多くの武勇伝を残し、信義に篤い人格者として『三国志』に描かれた関羽(かんう:?-220)は、死後に神格化され、世界各地の関帝廟に祀られています。横浜中華街でも、開港直後の1862(文久2)年に、木像の関帝が小さな祠に祀られました。それから150余年、異国で暮らす華僑の人々の心の拠り所となってきました。今日では商売繁盛の神として信仰を集めていますが、観光で訪れる人も多く、風水マニアの間でも人気のスポットです。
中華街の中心・関帝廟
初めて横浜の中華街を訪れた人は、地図をもっていても目的地にたどり着けないことが多いようです。それは、中華街の門の、外と内では道が45度ずれているためです。中華街の外では、道は東西南北に伸びていますが、門の中ではメインストリートが、すべて北西から南東へと伸びているのです。東西南北の境界にある4つの門と、中心部にある5つの門、JR石川町の近くにある小さい1つの門を含めれば、合計10基もの門があるので、どの門から入ったのかを正確に覚えていないと、帰り道を探すのに苦慮することになります。
そこで、関帝廟の位置を見てみましょう。手元の地図を広げて朝陽門(東)と延平門(西)を結んでみてください。次に、朱雀門(南)と玄武門(北)を結びます。すると、ほぼその交点に関帝廟があることがわかります。
関帝廟と関羽
関羽は、中国後漢末の時代に活躍した実在の将軍で、文武に秀で、勇敢で、忠誠心の高い人物として知られています。また信義に厚かったことから、信用を第一とするビジネスの世界では、商売の神として崇められるようになりました。
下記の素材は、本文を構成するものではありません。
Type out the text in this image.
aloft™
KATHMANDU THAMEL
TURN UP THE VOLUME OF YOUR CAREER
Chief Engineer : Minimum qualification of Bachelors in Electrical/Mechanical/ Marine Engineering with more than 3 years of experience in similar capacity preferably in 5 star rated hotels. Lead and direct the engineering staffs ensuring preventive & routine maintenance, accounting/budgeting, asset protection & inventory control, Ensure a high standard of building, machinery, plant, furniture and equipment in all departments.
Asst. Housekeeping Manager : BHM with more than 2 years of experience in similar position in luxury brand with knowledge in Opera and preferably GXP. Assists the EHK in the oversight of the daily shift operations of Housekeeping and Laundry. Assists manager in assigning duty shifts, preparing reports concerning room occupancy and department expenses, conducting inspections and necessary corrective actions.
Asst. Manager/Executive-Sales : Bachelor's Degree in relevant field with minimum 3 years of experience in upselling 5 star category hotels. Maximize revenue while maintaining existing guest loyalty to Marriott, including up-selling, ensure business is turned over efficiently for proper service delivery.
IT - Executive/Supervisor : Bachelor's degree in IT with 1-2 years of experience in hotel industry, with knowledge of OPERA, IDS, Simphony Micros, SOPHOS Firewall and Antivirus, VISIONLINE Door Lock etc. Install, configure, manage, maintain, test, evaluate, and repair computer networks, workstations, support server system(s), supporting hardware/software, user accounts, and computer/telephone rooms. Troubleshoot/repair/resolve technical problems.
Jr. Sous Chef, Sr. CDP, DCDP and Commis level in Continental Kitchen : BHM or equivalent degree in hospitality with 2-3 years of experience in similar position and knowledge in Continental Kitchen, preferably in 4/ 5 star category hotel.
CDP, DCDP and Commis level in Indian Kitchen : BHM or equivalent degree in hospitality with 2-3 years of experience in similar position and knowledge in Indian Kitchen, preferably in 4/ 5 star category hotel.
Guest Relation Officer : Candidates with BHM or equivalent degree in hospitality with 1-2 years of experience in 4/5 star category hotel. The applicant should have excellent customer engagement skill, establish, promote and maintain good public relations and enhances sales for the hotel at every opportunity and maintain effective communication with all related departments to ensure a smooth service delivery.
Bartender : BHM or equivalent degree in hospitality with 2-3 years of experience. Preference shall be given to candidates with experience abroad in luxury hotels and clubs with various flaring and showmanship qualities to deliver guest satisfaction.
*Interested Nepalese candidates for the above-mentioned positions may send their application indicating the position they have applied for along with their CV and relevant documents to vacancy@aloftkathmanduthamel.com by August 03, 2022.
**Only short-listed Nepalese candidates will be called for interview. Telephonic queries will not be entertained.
1871(文久2)年の横浜の英字写真新聞The Far Eastには、関帝廟の開廟式が行われ、たいへん盛況だったという記事が見えます。関帝廟は、その後、関東大震災や第二次世界大戦の横浜空襲、火災などで倒壊、焼失を繰り返しますが、その度に華僑の浄財で復活し、美しい堂舎が蘇りました。関羽によせる人々の信仰の厚さを物語るエピソードです。
関帝廟参拝
関帝廟の前に立ってその門を見上げれば、屋根の上には美しいガラスアートの龍が乗り、四方を睥睨しています。中に入ると純白の階段に昇り龍の彫刻。これらの精巧な装飾は、台湾の匠工の手よるものです。
廟舎を守るのは石の獅子。石材は台湾から取り寄せ、鎌倉の石工が彫ったものであると言います。右の階段から入り、帰りは左の階段から下ります。祭壇中央が関帝、すなわち関羽です。立派な黒い髭をたくわえています。天井には、赤、金、緑の絢爛豪華な彫刻が無数に施されており(日光東照宮を思い浮かべてしまう!?)、実際、目も眩むばかりです。この赤を基調とした装飾は、風水では魔除けの意味があるといいます。中華街の四方の門から入ってくる気は、すべてこの関帝廟に集中し、良い気はここに留まり、悪い気は取り除かれる、ということだそうです。
参拝の作法
まず、受付で500円を奉納し、線香と金紙を受け取ります。線香に火をつけ、回廊にある香炉の1-5の番号順に、線香を供えていきます(お浄め)。それから本殿に入り、金紙を供えます(お賽銭)。中央の関帝から順に、4体の神様の祭壇の前にひざまずいて合掌し、住所、氏名、生年月日(神様に自己紹介をする)と願い事を唱えて祈ります。参拝したら金紙は金炉(金紙専用)で燃やします。
おみくじの引き方
(かなり時間がかかります!)
何について知りたいのかを決めたら、関帝廟のスタッフに言って、本殿のどの神様の供物台にある「簽桶」(おみくじ棒が入った筒)を引けばよいか教えてもらいます。そして、目的の祭壇の前にひざまずき、住所、氏名、生年月日を言ってから、筒を回しておみくじを引きます。次に赤い三日月型の木(しんばえ)を二個同時に放ちます。「表・裏」の組み合わせになれば、先ほど引いたおみくじの番号の札をいただくことができますが、「表・表」または「裏・裏」の場合は、もう一度初めからやり直します。何度やり直してもいいそうですが、どうしても決まらない場合は、日を改めておみくじを引き直したほうがいいのだそうです。
おみくじの結果が思わしくないときは、悪い気運を払う意味で、外の香炉で燃やします。
関帝廟は強力なパワースポットです。これから新しいことを始めようとする時や、人生を切り拓きたいという時にお参りすると、良い気をいただけるそうです。